| About Harmony Boom
Harmony Boom Island existed only in fairy tales and legends: a mystic island that moved about the world, enticing heroes and explorers to its shores in search of treasure, adventure, or both. However, the island was found to be all too terrifyingly real when it appeared suddenly in the Puget Sound in 2012. It was, of course, an overnight sensation, appearing on all the nightly news programs, but disappeared back into the ocean before a reality TV show could materialize.
Possibly the most disturbing part of Harmony Boom Island’s appearance was the confirmation of what top government agents had always feared: that the brilliantly mad scientist Dr. Lara Jagwit had NOT been eaten by bears, but was in fact living on the island. There, she had evidently continued her insane genetic experiments, creating several new species, intent on using them to destroy the world or maybe just to re-enact her favorite episodes of The Price is Right.
Excerpt from Joseph Campbell’s seminal work on mythology, Crazy Myths and Stuff I Heard at the Bus Stop
, published in 1980.
Harmony Boom Island
Numerous myths and stories have included the "floating island" concept— a mystical place that either appears and disappears at random or is on the back of a sea monster, usually a large whale. Probably the oldest of these stories is that of the Isle of Harmony Boom. According to legend, Harmony Boom is a large landmass on the back of a semi-aquatic monster who trolls the seas, and occasionally crosses the land on giant spindly legs. Atop the back of this creature is a dense forest and, usually something of a village surround a large stone structure. The structure varies based upon which culture’s mythology the island appears in. During the myth’s heyday in the middle ages, it was typically a castle, which is the predominant view people still take of the island today. But to the Mayans, rising from the forest was a pyramid. To the Greeks, a large temple similar to the Parthenon, which heroes would venture to in order to gain favor with the gods. Typically, the village and castle or structure are empty of people, and there is usually an air of "waitfulness" inherent in these stories, that the right adventurer or ruler will eventually find the place and make it their own.

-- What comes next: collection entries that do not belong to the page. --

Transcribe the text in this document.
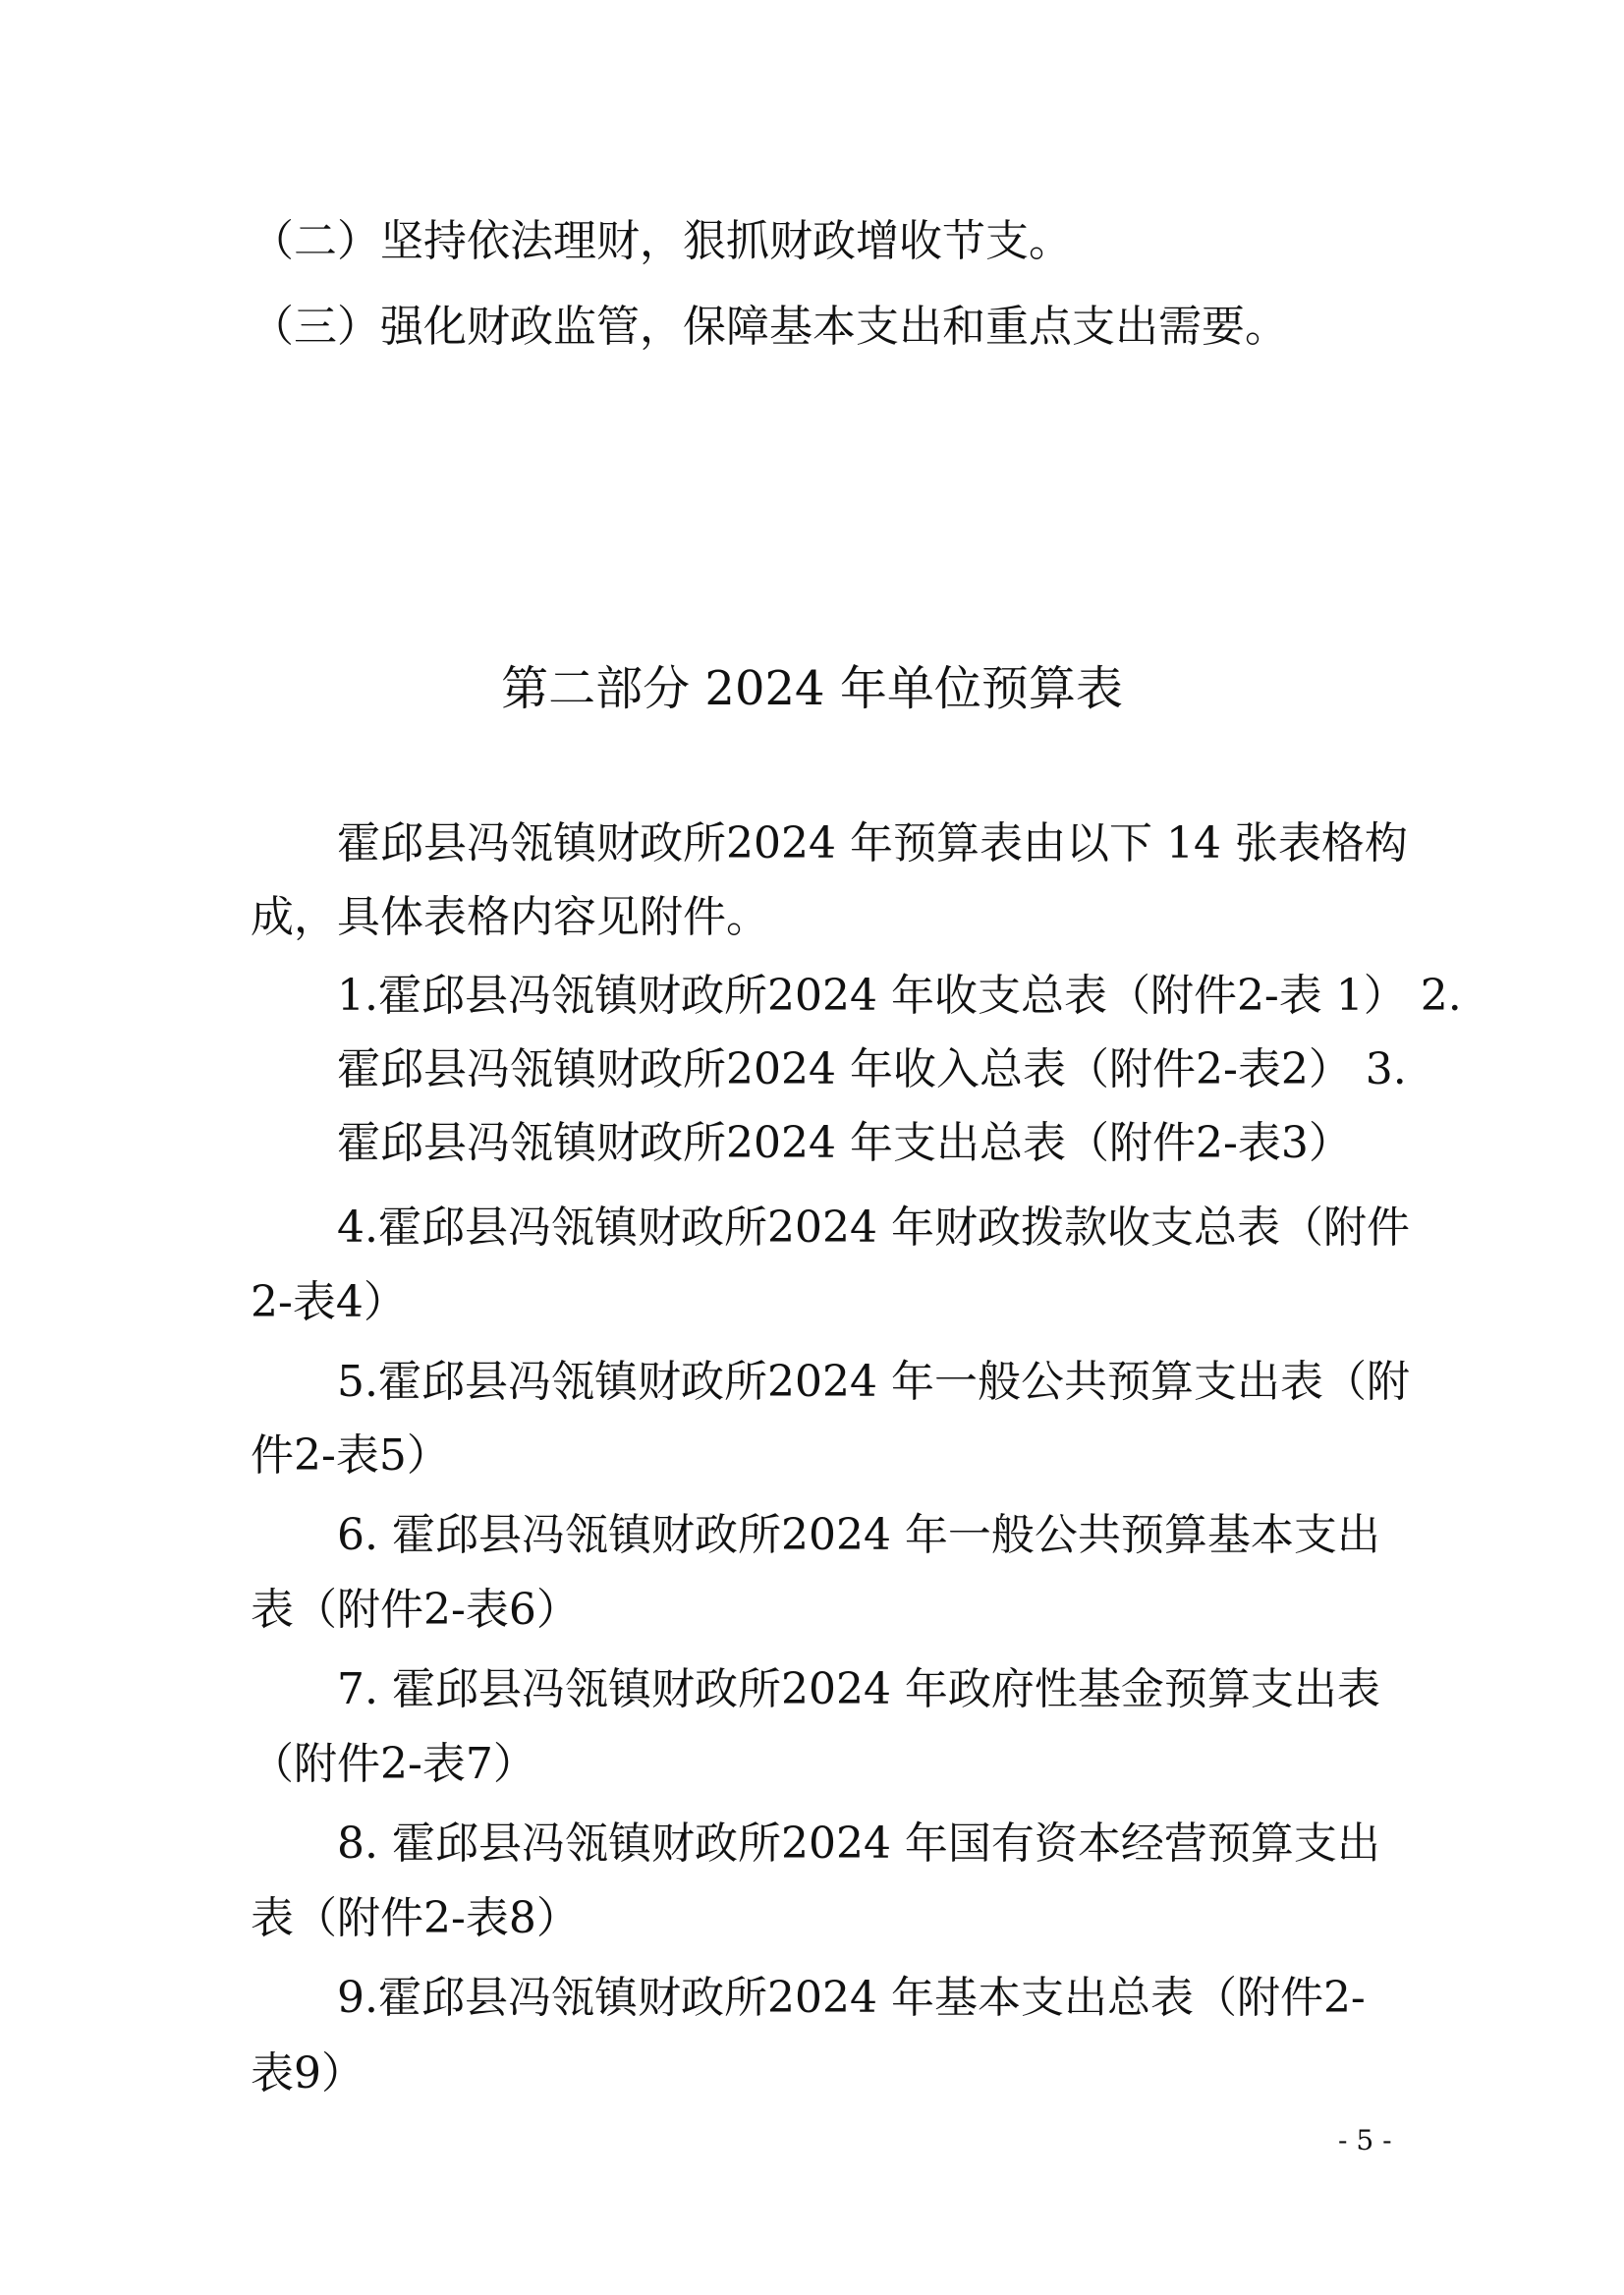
（二）坚持依法理财，狠抓财政增收节支。
（三）强化财政监管，保障基本支出和重点支出需要。
第二部分 2024 年单位预算表
霍邱县冯瓴镇财政所2024 年预算表由以下 14 张表格构
成，具体表格内容见附件。
1.霍邱县冯瓴镇财政所2024 年收支总表（附件2-表 1） 2.
霍邱县冯瓴镇财政所2024 年收入总表（附件2-表2） 3.
霍邱县冯瓴镇财政所2024 年支出总表（附件2-表3）
4.霍邱县冯瓴镇财政所2024 年财政拨款收支总表（附件
2-表4）
5.霍邱县冯瓴镇财政所2024 年一般公共预算支出表（附
件2-表5）
6. 霍邱县冯瓴镇财政所2024 年一般公共预算基本支出
表（附件2-表6）
7. 霍邱县冯瓴镇财政所2024 年政府性基金预算支出表
（附件2-表7）
8. 霍邱县冯瓴镇财政所2024 年国有资本经营预算支出
表（附件2-表8）
9.霍邱县冯瓴镇财政所2024 年基本支出总表（附件2-
表9）
- 5 -
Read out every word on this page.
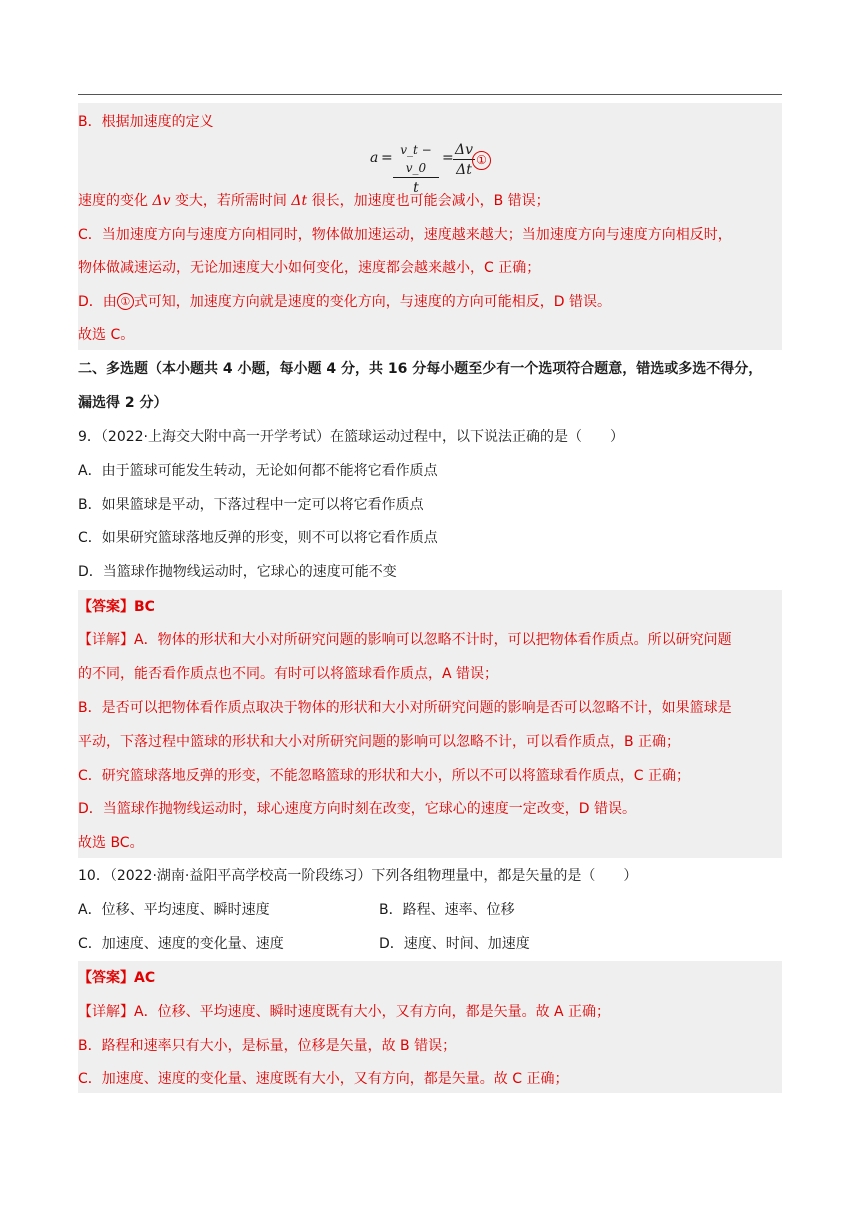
B．根据加速度的定义
$a = \frac{v\_t - v\_0}{t} = \frac{\Delta v}{\Delta t}$ ①
速度的变化 Δv 变大，若所需时间 Δt 很长，加速度也可能会减小，B 错误；
C．当加速度方向与速度方向相同时，物体做加速运动，速度越来越大；当加速度方向与速度方向相反时，
物体做减速运动，无论加速度大小如何变化，速度都会越来越小，C 正确；
D．由 ① 式可知，加速度方向就是速度的变化方向，与速度的方向可能相反，D 错误。
故选 C。
二、多选题（本小题共 4 小题，每小题 4 分，共 16 分每小题至少有一个选项符合题意，错选或多选不得分，
漏选得 2 分）
9．（2022·上海交大附中高一开学考试）在篮球运动过程中，以下说法正确的是（　　）
A．由于篮球可能发生转动，无论如何都不能将它看作质点
B．如果篮球是平动，下落过程中一定可以将它看作质点
C．如果研究篮球落地反弹的形变，则不可以将它看作质点
D．当篮球作抛物线运动时，它球心的速度可能不变
【答案】BC
【详解】A．物体的形状和大小对所研究问题的影响可以忽略不计时，可以把物体看作质点。所以研究问题
的不同，能否看作质点也不同。有时可以将篮球看作质点，A 错误；
B．是否可以把物体看作质点取决于物体的形状和大小对所研究问题的影响是否可以忽略不计，如果篮球是
平动，下落过程中篮球的形状和大小对所研究问题的影响可以忽略不计，可以看作质点，B 正确；
C．研究篮球落地反弹的形变，不能忽略篮球的形状和大小，所以不可以将篮球看作质点，C 正确；
D．当篮球作抛物线运动时，球心速度方向时刻在改变，它球心的速度一定改变，D 错误。
故选 BC。
10．（2022·湖南·益阳平高学校高一阶段练习）下列各组物理量中，都是矢量的是（　　）
A．位移、平均速度、瞬时速度	B．路程、速率、位移
C．加速度、速度的变化量、速度	D．速度、时间、加速度
【答案】AC
【详解】A．位移、平均速度、瞬时速度既有大小，又有方向，都是矢量。故 A 正确；
B．路程和速率只有大小，是标量，位移是矢量，故 B 错误；
C．加速度、速度的变化量、速度既有大小，又有方向，都是矢量。故 C 正确；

Albrecht Durer’s famous etching of the mythical Harmony Boom Island
The most startlingly consistent portion of this myth is the island’s name, Harmony Boom. Throughout all cultures in which the myth appears, the name is some variation on this, a musical reference followed by some strange onomatopœiac sound consistent with a large explosive noise. None of the myths that have survived to us have ever carried any explanation for this name. Cultural historians assume that the island emits some kind of music, similar to the pied piper or the sirens, which draws the attentions of whoever it passes near. Another notable feature of the island is that while it is usually only ever referred to as a "wandering island," several of the myths do note that it is NOT an island, but a great beast capable of crossing land when it wants to, striding across continents on long tapered legs.
Though not technically a standalone myth in and of itself, the Harmony Boom Island has appeared in such a wide variety of myths from around the world that its presence in our collective cultural memory cannot be discounted. Be it Chinese, European or Meso-American, Harmony Boom or some synonymous island is one of mankind’s more well-traveled myths. In interviews, George Lucas has even cited the island as the concept for his "Death Star" in the popular Star Wars movie series.